Surveys on duck populations from the midwest and Canadian nesting grounds are in for 2019, and there’s both good and bad news to be gleaned from the counts done by the U.S. Fish and Wildlife Service.
It’s bad that the overall count of 38.9 million ducks is down from 41.3 million in 2018, but it’s good that the 2019 number is still 10% above the long-term average since 1955.
It’s bad that of the six of the top 10 species of ducks that hunters target have shown a decline in the past year, but it’s really good that there’s more of Mississippi’s top three targeted ducks — mallards, gadwall and green-winged teal — in the count.

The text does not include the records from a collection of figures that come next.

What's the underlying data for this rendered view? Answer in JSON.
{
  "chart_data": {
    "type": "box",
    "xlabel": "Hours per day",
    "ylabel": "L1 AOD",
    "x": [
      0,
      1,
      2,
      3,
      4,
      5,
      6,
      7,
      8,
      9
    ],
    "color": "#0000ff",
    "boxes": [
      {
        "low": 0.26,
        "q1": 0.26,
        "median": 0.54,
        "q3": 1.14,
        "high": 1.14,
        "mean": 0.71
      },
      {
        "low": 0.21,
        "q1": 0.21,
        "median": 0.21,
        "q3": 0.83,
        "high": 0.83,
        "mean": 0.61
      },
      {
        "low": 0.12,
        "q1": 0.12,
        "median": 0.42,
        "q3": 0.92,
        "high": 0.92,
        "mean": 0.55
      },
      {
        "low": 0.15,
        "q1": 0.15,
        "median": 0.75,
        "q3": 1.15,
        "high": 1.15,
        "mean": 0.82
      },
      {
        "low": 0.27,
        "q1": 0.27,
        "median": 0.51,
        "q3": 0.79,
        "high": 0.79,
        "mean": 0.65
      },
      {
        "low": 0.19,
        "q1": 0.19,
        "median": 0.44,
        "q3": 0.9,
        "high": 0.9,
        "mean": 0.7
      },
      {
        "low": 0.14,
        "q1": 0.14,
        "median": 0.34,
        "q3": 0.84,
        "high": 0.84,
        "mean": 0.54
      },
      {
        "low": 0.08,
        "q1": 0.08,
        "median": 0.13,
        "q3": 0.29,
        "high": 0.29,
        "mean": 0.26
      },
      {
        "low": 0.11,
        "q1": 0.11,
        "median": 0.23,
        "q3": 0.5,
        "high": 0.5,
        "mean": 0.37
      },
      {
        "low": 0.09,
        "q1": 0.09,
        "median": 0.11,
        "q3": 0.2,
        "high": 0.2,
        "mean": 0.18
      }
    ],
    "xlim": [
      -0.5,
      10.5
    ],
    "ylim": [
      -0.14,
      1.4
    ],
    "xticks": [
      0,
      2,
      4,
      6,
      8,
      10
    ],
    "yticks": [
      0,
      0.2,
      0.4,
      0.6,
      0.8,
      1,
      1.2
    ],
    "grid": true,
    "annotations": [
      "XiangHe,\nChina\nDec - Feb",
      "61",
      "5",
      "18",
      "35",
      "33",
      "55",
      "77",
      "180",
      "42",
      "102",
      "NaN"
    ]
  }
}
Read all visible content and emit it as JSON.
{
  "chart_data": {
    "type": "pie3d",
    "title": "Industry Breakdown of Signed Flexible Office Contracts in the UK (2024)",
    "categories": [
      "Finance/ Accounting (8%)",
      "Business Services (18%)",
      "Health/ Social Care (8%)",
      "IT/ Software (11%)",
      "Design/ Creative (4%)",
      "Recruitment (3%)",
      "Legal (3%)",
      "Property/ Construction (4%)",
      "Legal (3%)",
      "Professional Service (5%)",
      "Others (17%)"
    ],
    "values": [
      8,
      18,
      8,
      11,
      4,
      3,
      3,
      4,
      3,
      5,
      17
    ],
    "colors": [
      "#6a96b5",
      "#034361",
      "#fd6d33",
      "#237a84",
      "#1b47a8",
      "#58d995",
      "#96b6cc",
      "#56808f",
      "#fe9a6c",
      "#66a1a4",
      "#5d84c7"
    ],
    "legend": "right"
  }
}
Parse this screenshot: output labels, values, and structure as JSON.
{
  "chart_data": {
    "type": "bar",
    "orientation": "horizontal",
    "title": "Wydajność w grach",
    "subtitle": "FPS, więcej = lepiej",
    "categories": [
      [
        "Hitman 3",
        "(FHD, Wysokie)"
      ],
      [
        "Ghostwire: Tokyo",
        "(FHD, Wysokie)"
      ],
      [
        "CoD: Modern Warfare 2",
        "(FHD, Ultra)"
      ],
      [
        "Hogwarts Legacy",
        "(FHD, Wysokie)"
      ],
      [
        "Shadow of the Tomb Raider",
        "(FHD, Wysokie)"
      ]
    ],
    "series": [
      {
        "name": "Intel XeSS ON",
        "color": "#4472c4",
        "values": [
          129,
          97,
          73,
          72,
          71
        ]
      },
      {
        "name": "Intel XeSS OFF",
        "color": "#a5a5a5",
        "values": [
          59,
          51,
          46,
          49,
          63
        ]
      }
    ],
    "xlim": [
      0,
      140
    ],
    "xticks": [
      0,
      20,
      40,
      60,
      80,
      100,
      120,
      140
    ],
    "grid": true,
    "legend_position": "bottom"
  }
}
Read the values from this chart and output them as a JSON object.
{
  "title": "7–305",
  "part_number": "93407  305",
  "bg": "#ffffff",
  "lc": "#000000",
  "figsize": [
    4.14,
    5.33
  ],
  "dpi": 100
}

Mallards (9.4 million) are up 2%, gadwalls (3.3 million) are up 13%, and green-wing teal (3.2 million) have increased 4%. Wigeon remained statistically unchanged at 2.8 million.
It’s bad that blue-winged teal showed a huge a decline, 16%, but the 5.4 million blues is still 6% above the long-term average.
“The one thing in the survey that disturbs me is that the pintails are down again, and by drastic numbers,” said hunter Glenn Woods of Grenada. “They were only down 4% this year, but it’s the long-term average that is so disturbing. They are 42% below the long-term. That’s not good.”
Mississippi’s two hunting periods
Mississippi’s season will be different from past years in that it will have only two periods, Nov. 29-Dec. 1 and then from Dec. 6 to Jan. 31. A change in federal regulations now allows states to go to the last day of January, instead of a forced ending on the Sunday before Jan. 31.
“That doesn’t sound like a big deal to a lot of people, namely those who don’t duck hunt,” Woods said. “But if you’re one of the die-hard duck hunters like me, those extra days are a blessing, a big blessing. This coming season would have closed on Jan. 26 under the old guidelines, and we basically get another whole week to shoot, and it’s at a time late enough in migration to put more birds in the Delta.
“That’s great and something we’ve been asking for since I was a teenager, starting to duck hunt with my dad and uncle. I’m talking 1986 and 1987, back when the state took federal wildlife officials to court over that very thing. We lost of course, and my dad was so mad he almost quit hunting. I hate he didn’t live long enough to see this finally happen. I plan to hunt every single day between Jan. 26 and Jan. 31 in his honor. It might cost me a week of vacation time at work, but so be it.”